Psychedelics Are Therapeutic, Not Criminal

By Sgt. Carl Tennenbaum (Ret.), San Francisco Police Department

For over three decades, I served San Francisco, the city where I was born and raised, as a police officer. From solving robberies to enforcing traffic laws, hostage negotiation to undercover narcotics operations, I saw it all. But I never saw—even in the dense, urban Tenderloin neighborhood where I worked for years—psychedelic substances such as psilocybin nor ibogaine posing a serious risk to public safety. No overdoses. No epidemic of addiction. And no large scale trafficking. 

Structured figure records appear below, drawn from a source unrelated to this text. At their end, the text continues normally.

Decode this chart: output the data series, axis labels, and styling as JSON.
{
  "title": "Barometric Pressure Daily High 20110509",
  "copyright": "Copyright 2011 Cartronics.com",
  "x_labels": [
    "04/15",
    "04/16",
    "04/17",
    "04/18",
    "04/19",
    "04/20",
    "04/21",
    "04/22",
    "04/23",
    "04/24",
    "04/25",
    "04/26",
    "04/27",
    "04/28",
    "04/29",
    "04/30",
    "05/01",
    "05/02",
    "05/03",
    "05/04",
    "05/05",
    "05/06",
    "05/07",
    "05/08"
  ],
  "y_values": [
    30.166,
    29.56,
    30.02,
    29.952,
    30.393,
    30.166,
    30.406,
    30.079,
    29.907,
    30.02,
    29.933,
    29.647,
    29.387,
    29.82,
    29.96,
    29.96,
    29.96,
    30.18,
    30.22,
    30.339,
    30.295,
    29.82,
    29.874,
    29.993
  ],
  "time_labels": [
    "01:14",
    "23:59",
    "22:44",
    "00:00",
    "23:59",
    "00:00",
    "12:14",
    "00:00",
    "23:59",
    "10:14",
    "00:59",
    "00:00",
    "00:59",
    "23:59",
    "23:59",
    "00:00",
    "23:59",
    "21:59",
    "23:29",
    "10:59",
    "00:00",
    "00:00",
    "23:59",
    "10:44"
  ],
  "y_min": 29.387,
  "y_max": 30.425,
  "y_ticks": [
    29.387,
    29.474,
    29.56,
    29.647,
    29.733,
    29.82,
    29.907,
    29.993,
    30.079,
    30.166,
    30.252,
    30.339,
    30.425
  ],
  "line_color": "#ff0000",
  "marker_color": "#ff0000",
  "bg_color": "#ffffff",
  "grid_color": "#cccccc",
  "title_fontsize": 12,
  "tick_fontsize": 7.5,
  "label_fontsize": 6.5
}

What is dangerous to public safety is the mental health crisis that plagues our city—and our state. Sadly, police officers and other first responders who suffer severe trauma at work disproportionately suffer from mental health issues. I’ve watched as stories pour in about police officers and combat veterans who swear that psychedelic assisted therapy has saved their jobs—and even their lives. That’s when I started to do my own research and realized the great promise that psychedelics hold for the treatment of mental illness, including post-traumatic stress disorder, anxiety, and the most intractable, treatment-resistant forms of depression. The U.S. Food and Drug Administration has even designated psilocybin as a “breakthrough” therapy for the promise that it holds to be a significantly more effective treatment for depression than existing medications.

Psychedelics are therapeutic, not criminal. That’s why I support Senate Bill 58, which would remove criminal penalties for the use of psilocybin and certain other natural psychedelic medicines. Enacting this law will help our police focus limited resources on solving serious crimes, rebuild trust between police officers and their communities, and give people struggling with mental health conditions access to the treatment they deserve without fear of arrest or incarceration.

Whether we are talking about a police officer shot in the line of duty, a combat veteran who returned home from war consumed by PTSD and plagued by thoughts of suicide, a firefighter who can’t get out of bed in the morning because of the severe depression she developed after running into a burning building to save a life, the last thing we should do for people who risked everything to keep their community safer is to make them risk their freedom simply to use a natural medicine that has helped others like them heal.